Department of Chemistry, International Institute for Nanotechnology, Northwestern University, Evanston, IL, USA.
Department of Ophthalmology, Feinberg School of Medicine, Northwestern University, Chicago, IL, USA.
Sci Adv. 2023 Oct 13;9(41):eadi8534. doi: 10.1126/sciadv.adi8534.
Neovascular age-related macular degeneration (nAMD) is the leading cause of blindness in the developed world. Current therapy includes monthly intraocular injections of anti-VEGF antibodies, which are ineffective in up to one third of patients. Thrombospondin-1 (TSP1) inhibits angiogenesis via CD36 binding, and its down-regulated expression is negatively associated with the onset of nAMD. Here, we describe TSP1 mimetic protein-like polymers (TSP1 PLPs). TSP1 PLPs bind CD36 with high affinity, resist degradation, show prolonged intraocular half-lives (13.1 hours), have no toxicity at relevant concentrations in vivo (40 μM), and are more efficacious in ex vivo choroidal sprouting assays compared to the peptide sequence and Eylea (aflibercept), the current standard of care anti-VEGF treatment.
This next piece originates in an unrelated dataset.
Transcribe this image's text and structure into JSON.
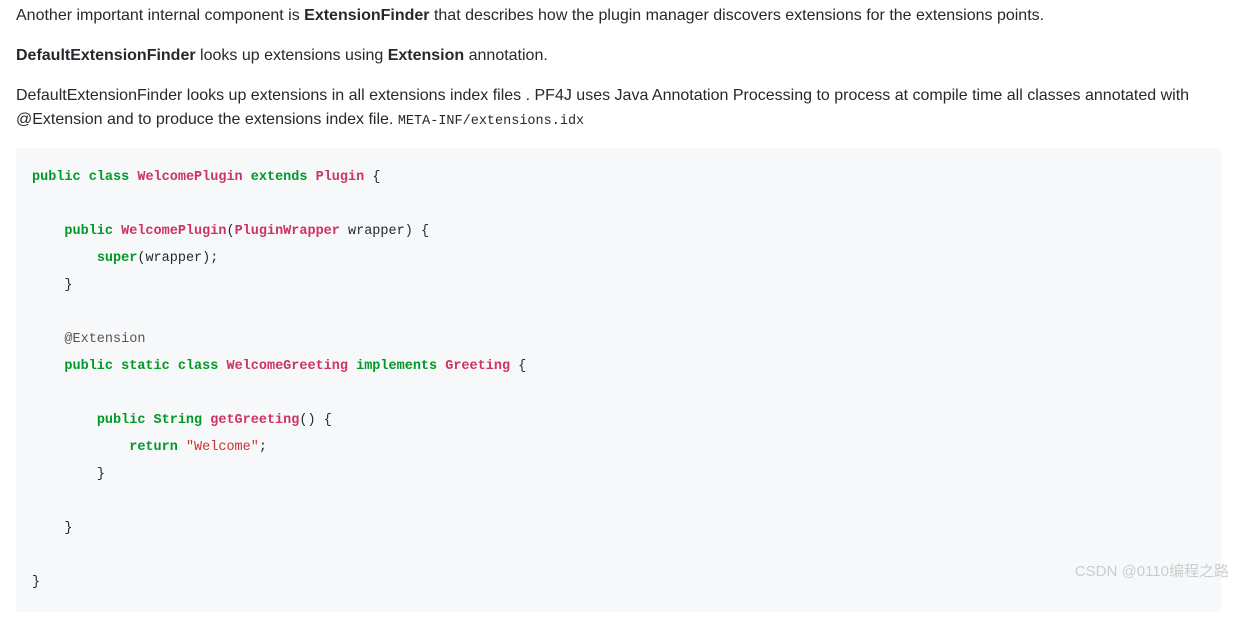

Furthermore, PLPs exhibit superior in vivo efficacy in a mouse model for nAMD compared to control PLPs consisting of scrambled peptide sequences, using fluorescein angiography and immunofluorescence. Since TSP-1 inhibits angiogenesis by VEGF-dependent and independent mechanisms, TSP1 PLPs are a potential therapeutic for patients with anti-VEGF treatment-resistant nAMD.
新生血管性年龄相关性黄斑变性(nAMD)是发达国家致盲的主要原因。目前的治疗方法包括每月向眼内注射抗 VEGF 抗体,但多达三分之一的患者对此治疗无效。血小板反应蛋白 1(TSP1)通过与 CD36 结合来抑制血管生成,其表达下调与 nAMD 的发生呈负相关。在这里,我们描述了 TSP1 模拟蛋白样聚合物(TSP1 PLPs)。TSP1 PLPs 与 CD36 具有高亲和力结合,不易降解,在体内具有较长的眼内半衰期(13.1 小时),在相关浓度下(40 μM)无毒性,并且在体外脉络膜发芽试验中比肽序列和 Eylea(阿柏西普)更有效,Eylea 是目前抗 VEGF 治疗的标准治疗方法。此外,与由乱序肽序列组成的对照 PLPs 相比,PLPs 在 nAMD 小鼠模型中表现出更好的体内疗效,通过荧光素血管造影和免疫荧光进行评估。由于 TSP-1 通过 VEGF 依赖和非依赖机制抑制血管生成,因此 TSP1 PLPs 可能是治疗抗 VEGF 治疗耐药性 nAMD 的一种潜在疗法。